Zahi Hawass, former Egyptian Minister of Antiquities and a renowned archaeologist, has proposed the meeting and discussed it with the current Minister of Antiquities, who expressed readiness to take action. Hawass suggested that the meeting should outline a course of action and seek intervention from UNESCO, highlighting the failure of many Western nations to adhere to international agreements that prohibit the acquisition of looted antiquities.
Hawass specifically drew attention to the British Museum and the Louvre, calling for the return of unlawfully acquired Egyptian artifacts. He criticized the British Museum's handling of such antiquities as a "crime against humanity" and stated that these venues are no longer suitable for exhibiting Egyptian relics.
To rally support, Hawass initiated an online petition demanding the return of two renowned artworks—the Rosetta Stone from the British Museum and the Dendera Zodiac currently displayed in the Louvre—to Egypt. Once the petition reaches a million signatures, he intends to submit an official repatriation request to the museums. The retrieved artifacts will be showcased in the Grand Egyptian Museum, scheduled to open between October 2023 and February 2024 in Giza.

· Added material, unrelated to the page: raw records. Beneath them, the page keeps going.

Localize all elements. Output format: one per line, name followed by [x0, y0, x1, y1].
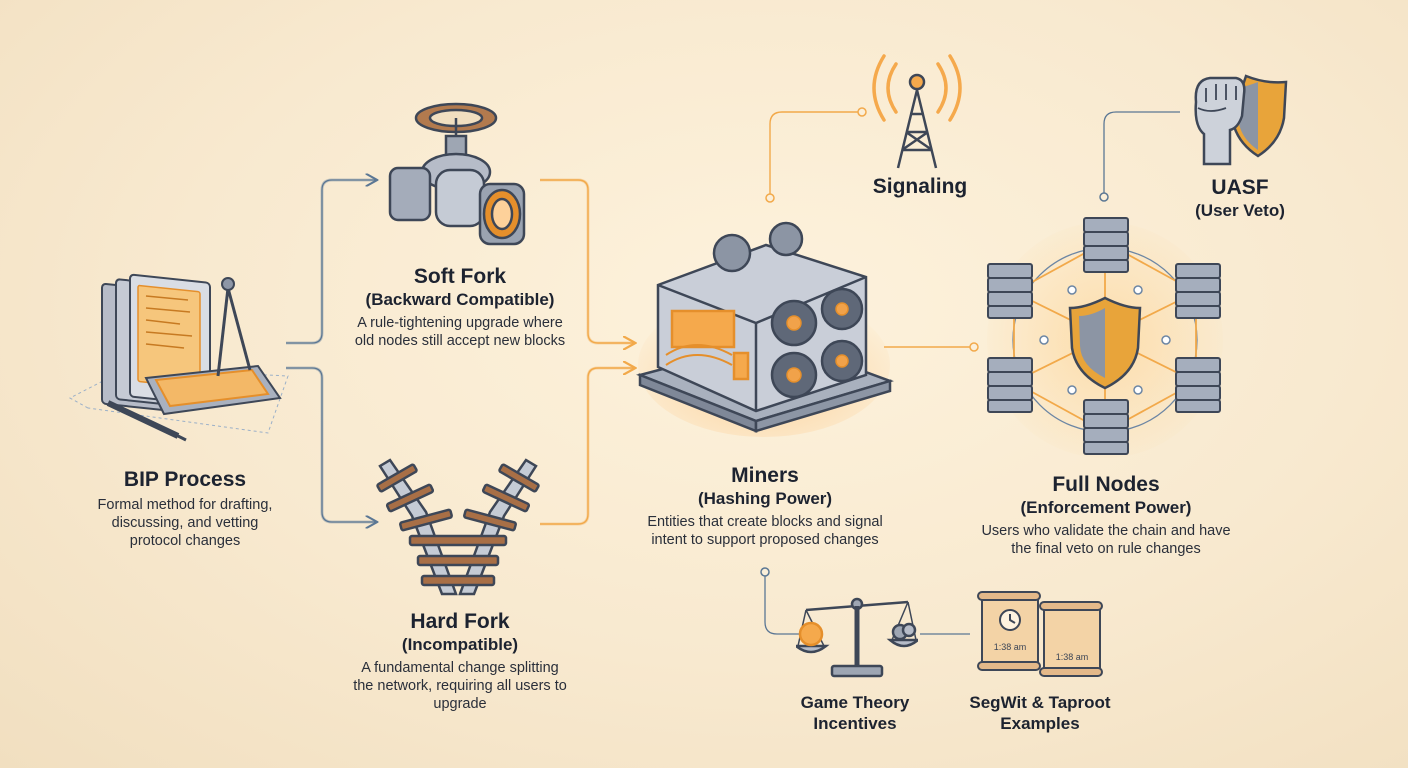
scrolls-icon: 1:38 am 1:38 am — [977, 591, 1103, 677]
scroll-time-1: 1:38 am — [994, 642, 1027, 652]
scroll-time-2: 1:38 am — [1056, 652, 1089, 662]
hard-fork-label: Hard Fork (Incompatible) A fundamental c… — [340, 610, 580, 713]
mining-rig-icon — [636, 221, 894, 437]
signaling-title: Signaling — [872, 175, 968, 198]
game-theory-title: Game Theory Incentives — [800, 693, 910, 733]
link-miners-signaling — [769, 111, 860, 196]
hard-fork-subtitle: (Incompatible) — [401, 635, 519, 654]
uasf-subtitle: (User Veto) — [1195, 201, 1285, 220]
hard-fork-desc: A fundamental change splitting the netwo… — [353, 660, 567, 712]
miners-subtitle: (Hashing Power) — [697, 489, 833, 508]
full-nodes-label: Full Nodes (Enforcement Power) Users who… — [966, 473, 1246, 558]
game-theory-label: Game Theory Incentives — [780, 692, 930, 734]
signaling-label: Signaling — [850, 175, 990, 199]
hard-fork-title: Hard Fork — [410, 610, 510, 633]
soft-fork-label: Soft Fork (Backward Compatible) A rule-t… — [340, 265, 580, 350]
miners-desc: Entities that create blocks and signal i… — [647, 514, 883, 548]
document-blueprint-icon — [68, 273, 289, 442]
valve-icon — [388, 102, 526, 246]
uasf-label: UASF (User Veto) — [1160, 176, 1320, 221]
signal-tower-icon — [872, 54, 962, 169]
link-miners-gametheory — [764, 574, 800, 635]
balance-scale-icon — [796, 597, 918, 678]
full-nodes-title: Full Nodes — [1052, 473, 1160, 496]
soft-fork-subtitle: (Backward Compatible) — [365, 290, 555, 309]
link-hardfork-miners — [540, 366, 634, 526]
node-network-icon — [987, 217, 1223, 458]
uasf-title: UASF — [1211, 176, 1269, 199]
bip-process-title: BIP Process — [123, 468, 247, 491]
bip-process-label: BIP Process Formal method for drafting, … — [70, 468, 300, 550]
segwit-title: SegWit & Taproot Examples — [969, 693, 1111, 733]
fist-shield-icon — [1194, 74, 1288, 166]
miners-label: Miners (Hashing Power) Entities that cre… — [630, 464, 900, 549]
bip-process-desc: Formal method for drafting, discussing, … — [97, 497, 273, 549]
segwit-label: SegWit & Taproot Examples — [960, 692, 1120, 734]
soft-fork-title: Soft Fork — [413, 265, 507, 288]
full-nodes-desc: Users who validate the chain and have th… — [981, 523, 1231, 557]
miners-title: Miners — [731, 464, 799, 487]
full-nodes-subtitle: (Enforcement Power) — [1020, 498, 1192, 517]
soft-fork-desc: A rule-tightening upgrade where old node… — [354, 315, 566, 349]
link-nodes-uasf — [1103, 111, 1180, 195]
railroad-split-icon — [376, 458, 540, 596]
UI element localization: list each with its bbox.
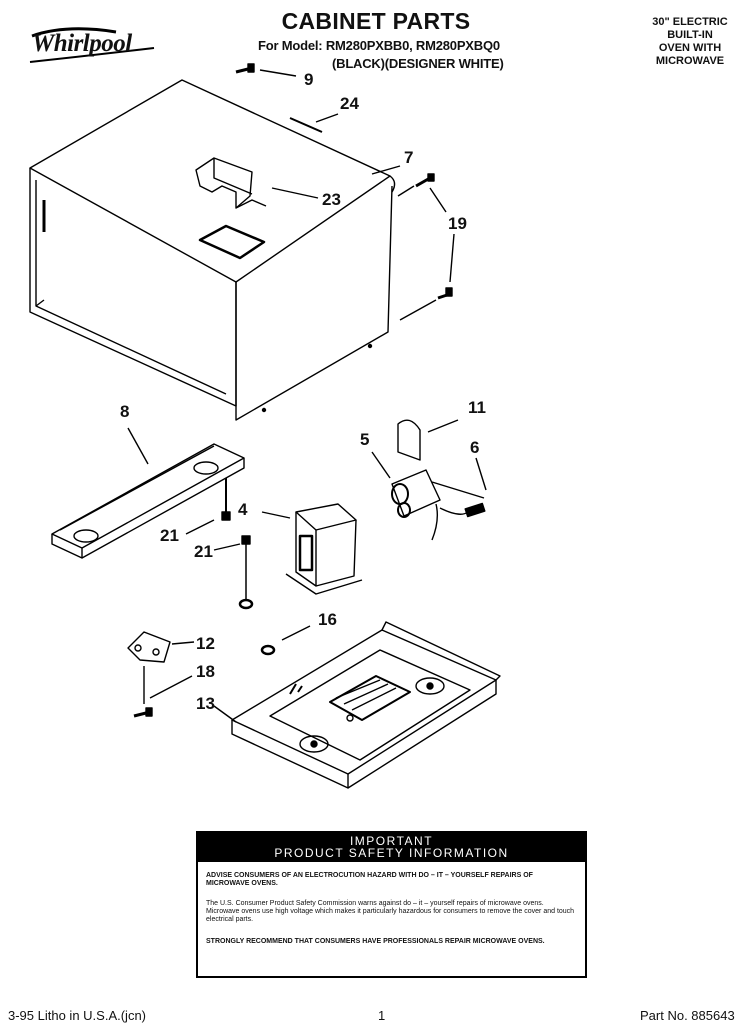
callout-19: 19 [448,214,467,233]
oven-desc-line: OVEN WITH [658,42,722,54]
callout-13: 13 [196,694,215,713]
oven-desc-line: MICROWAVE [655,55,725,67]
color-line: (BLACK)(DESIGNER WHITE) [332,56,504,71]
callout-18: 18 [196,662,215,681]
callout-12: 12 [196,634,215,653]
callout-7: 7 [404,148,414,167]
footer-print-info: 3-95 Litho in U.S.A.(jcn) [8,1008,147,1023]
safety-heading: IMPORTANT PRODUCT SAFETY INFORMATION [198,833,585,862]
screw-18 [133,666,193,718]
callout-24: 24 [340,94,359,113]
footer-page-number: 1 [378,1008,386,1023]
callout-8: 8 [120,402,130,421]
page-title: CABINET PARTS [281,8,471,34]
part-5-capacitor [371,451,441,541]
oven-description: 30" ELECTRIC BUILT-IN OVEN WITH MICROWAV… [640,16,740,68]
callout-6: 6 [470,438,480,457]
callout-5: 5 [360,430,370,449]
safety-para-3: STRONGLY RECOMMEND THAT CONSUMERS HAVE P… [206,938,545,945]
safety-heading-line-2: PRODUCT SAFETY INFORMATION [274,846,509,860]
callout-21: 21 [194,542,213,561]
safety-para-1: ADVISE CONSUMERS OF AN ELECTROCUTION HAZ… [206,872,533,887]
callout-16: 16 [318,610,337,629]
logo-swoosh-icon [29,27,155,63]
part-6-diode [431,457,487,518]
callout-21: 21 [160,526,179,545]
callout-11: 11 [468,398,486,417]
callout-4: 4 [238,500,248,519]
screw-9 [235,63,297,77]
callout-9: 9 [304,70,314,89]
model-line: For Model: RM280PXBB0, RM280PXBQ0 [258,38,500,53]
part-11-clip [397,419,459,461]
part-24-strip [289,117,323,133]
part-16-grommet [260,644,276,656]
whirlpool-logo: Whirlpool [26,26,158,66]
safety-heading-line-1: IMPORTANT [349,834,434,848]
cabinet-wrapper [29,79,396,421]
screw-21 [185,478,254,610]
screw-19 [397,173,455,321]
part-13-base [213,621,501,789]
callout-23: 23 [322,190,341,209]
oven-desc-line: 30" ELECTRIC [652,16,728,28]
safety-information-box: IMPORTANT PRODUCT SAFETY INFORMATION ADV… [196,831,587,978]
part-12-foot [127,631,195,663]
footer-part-number: Part No. 885643 [640,1008,735,1023]
safety-para-2: The U.S. Consumer Product Safety Commiss… [206,900,575,923]
part-4-transformer [261,503,363,595]
oven-desc-line: BUILT-IN [667,29,713,41]
part-8-rail [51,427,245,559]
brand-name: Whirlpool [32,30,132,57]
part-23-bracket [195,157,267,209]
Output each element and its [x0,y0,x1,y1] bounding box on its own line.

The issue of repatriating stolen artifacts remains a matter of divided debate. Luca Belloni, director of the Sconesi Gallery in Dubai, acknowledged that the topic is complex and controversial. He argued that Western museums possess superior resources for maintaining and sharing global culture and arts, as well as effectively preserving and studying ancient artworks.
However, many experts, including Hawass, emphasize the importance of repatriating stolen artifacts as both a process of decolonization and historical redress. They view such actions as acts of justice toward the affected countries and a means to reaffirm their cultural legacies. The argument for repatriation is grounded in principles of historical justice and compensation for the harm caused to indigenous societies through colonization and plunder. These artifacts often hold significant cultural value for the countries of origin.